Op de beeldbank van de HV Suyder Cogge werd een foto [afb.80] aangetroffen uit ca.1925 waarop de palen met hun karakteristieke koppen herkend werden en op de foto de poort markeerden die toegang gaf tot de voortuin. Het lorriespoor eindigde bij deze poort. [Zie daarvoor Bijlage 9] Palen, poort en heg zijn door Van Sliedregt vervangen door een houten hek.
De scheisloot aan de noordzijde van de boomgaard
Er bevindt zich op een van de perceelgrenzen een interessant historisch-geografisch relict. Het betreft een gedeelte scheisloot [zie de gele lijn op de plattegrond van Bijlage 9] dat een restant is van een achttiende–eeuwse watergang in de Oosterleekse bebouwing.
Op de kadasterkaart van 1824 [afb.81] is te zien dat er aan de noordzijde van het bebouwingslint van Oosterleek een watergang lag, die er tegenwoordig nog ligt.

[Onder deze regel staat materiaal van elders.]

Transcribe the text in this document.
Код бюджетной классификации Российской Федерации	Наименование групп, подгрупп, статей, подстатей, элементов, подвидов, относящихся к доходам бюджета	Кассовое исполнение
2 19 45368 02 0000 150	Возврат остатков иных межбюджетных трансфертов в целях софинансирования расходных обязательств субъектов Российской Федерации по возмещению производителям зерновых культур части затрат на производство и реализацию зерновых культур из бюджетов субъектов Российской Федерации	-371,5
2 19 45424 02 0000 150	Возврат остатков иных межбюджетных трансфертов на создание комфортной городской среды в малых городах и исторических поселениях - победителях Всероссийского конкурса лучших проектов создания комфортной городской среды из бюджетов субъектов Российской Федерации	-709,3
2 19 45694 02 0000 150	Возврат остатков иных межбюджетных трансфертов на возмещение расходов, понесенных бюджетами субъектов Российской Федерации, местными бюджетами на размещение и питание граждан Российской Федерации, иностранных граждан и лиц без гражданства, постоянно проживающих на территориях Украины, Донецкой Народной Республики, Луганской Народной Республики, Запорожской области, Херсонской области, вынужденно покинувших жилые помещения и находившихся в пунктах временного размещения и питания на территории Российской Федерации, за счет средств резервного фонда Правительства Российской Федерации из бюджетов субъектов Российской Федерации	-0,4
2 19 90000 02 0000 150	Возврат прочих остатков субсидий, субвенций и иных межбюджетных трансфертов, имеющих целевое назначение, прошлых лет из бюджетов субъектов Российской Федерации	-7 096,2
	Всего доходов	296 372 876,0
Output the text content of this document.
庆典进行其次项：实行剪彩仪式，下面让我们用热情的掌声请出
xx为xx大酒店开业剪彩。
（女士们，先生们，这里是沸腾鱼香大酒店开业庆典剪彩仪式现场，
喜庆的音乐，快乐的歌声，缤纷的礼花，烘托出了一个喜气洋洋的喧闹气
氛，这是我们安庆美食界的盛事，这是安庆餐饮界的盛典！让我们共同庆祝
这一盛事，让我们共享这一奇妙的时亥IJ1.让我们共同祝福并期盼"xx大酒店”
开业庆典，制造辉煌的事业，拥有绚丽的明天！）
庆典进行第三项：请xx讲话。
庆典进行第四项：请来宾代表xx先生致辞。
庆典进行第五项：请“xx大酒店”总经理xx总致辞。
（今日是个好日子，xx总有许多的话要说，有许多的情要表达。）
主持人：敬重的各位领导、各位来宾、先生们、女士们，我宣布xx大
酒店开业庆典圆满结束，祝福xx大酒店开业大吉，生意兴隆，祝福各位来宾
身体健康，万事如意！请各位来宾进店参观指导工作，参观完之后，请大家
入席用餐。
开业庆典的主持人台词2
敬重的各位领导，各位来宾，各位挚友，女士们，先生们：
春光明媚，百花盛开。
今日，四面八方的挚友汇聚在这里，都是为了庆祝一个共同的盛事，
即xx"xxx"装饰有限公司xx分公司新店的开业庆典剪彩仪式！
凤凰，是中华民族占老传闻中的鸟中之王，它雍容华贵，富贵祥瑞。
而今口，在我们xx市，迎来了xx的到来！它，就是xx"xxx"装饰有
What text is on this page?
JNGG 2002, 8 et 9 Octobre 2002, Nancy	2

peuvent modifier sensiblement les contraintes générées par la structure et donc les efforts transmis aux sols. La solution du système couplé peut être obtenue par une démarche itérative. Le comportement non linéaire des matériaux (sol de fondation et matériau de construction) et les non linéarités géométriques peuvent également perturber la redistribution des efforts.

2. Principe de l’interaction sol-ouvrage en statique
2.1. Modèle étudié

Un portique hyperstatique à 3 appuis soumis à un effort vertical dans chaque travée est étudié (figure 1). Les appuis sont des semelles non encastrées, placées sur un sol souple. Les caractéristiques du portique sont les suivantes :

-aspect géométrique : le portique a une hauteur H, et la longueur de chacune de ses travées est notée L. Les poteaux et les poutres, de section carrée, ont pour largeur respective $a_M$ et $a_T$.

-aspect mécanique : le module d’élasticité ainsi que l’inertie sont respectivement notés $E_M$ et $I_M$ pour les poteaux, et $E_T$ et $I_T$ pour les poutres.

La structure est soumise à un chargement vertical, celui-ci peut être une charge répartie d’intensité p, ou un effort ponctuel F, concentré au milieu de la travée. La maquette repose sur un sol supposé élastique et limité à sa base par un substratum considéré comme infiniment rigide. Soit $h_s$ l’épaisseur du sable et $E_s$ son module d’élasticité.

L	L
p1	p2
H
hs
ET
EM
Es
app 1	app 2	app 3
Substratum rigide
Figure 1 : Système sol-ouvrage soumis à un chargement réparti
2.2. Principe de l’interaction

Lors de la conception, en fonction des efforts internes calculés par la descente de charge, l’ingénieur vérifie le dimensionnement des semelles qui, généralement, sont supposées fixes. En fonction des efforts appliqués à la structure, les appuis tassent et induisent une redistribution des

Aan de zuidzijde van de weg lagen kleine percelen met een op elkaar aan de zuidzijde aansluitende begrenzing die gevormd werd door een sloot.getekend als een doorlopende lijn.[Zie afb.81.] Die sloot was voorheen een bermsloot [Zie hoofdstuk 9.].De hier beschreven situatie is goed herkenbaar op de kaart van het Dijkgraafschap van Drechterland [1783] [afb.83]. Door pennekrapjes aan weerszijden is de dorpsweg aangegeven als een brede dijk of kade. De watergang aan de zuidzijde ligt tussen de weg en de gebouwen. Drie van die gebouwen staan ervoor. Een daarvan was, gelet op de locatie, het kerkje.
De scheisloten achter de tegenwoordige woningen met de huisnummers 23, 25 en 27 enerzijds en achter de tuin van de huisnummers 1 en 3 anderzijds zijn dus de laatste restanten van die waterloop die vroeger liep van het huidige huisnr.1 bij de dijk totenmet nr.43. Vanaf dat huis bestaat de sloot richting Wijdenes nog steeds. Deze sloot diende om het water van de weg en aanliggende (boeren)woningen af te voeren naar de dijkgracht. Vóór “Monument en Bed” is de sloot bij de restauratie weer opengetrokken. De noordoost-zuidwestlopende scheisloten tussen de Oosterleekse dorpsweg en de Zuiderdijk wateren nu uit op de dijkgracht.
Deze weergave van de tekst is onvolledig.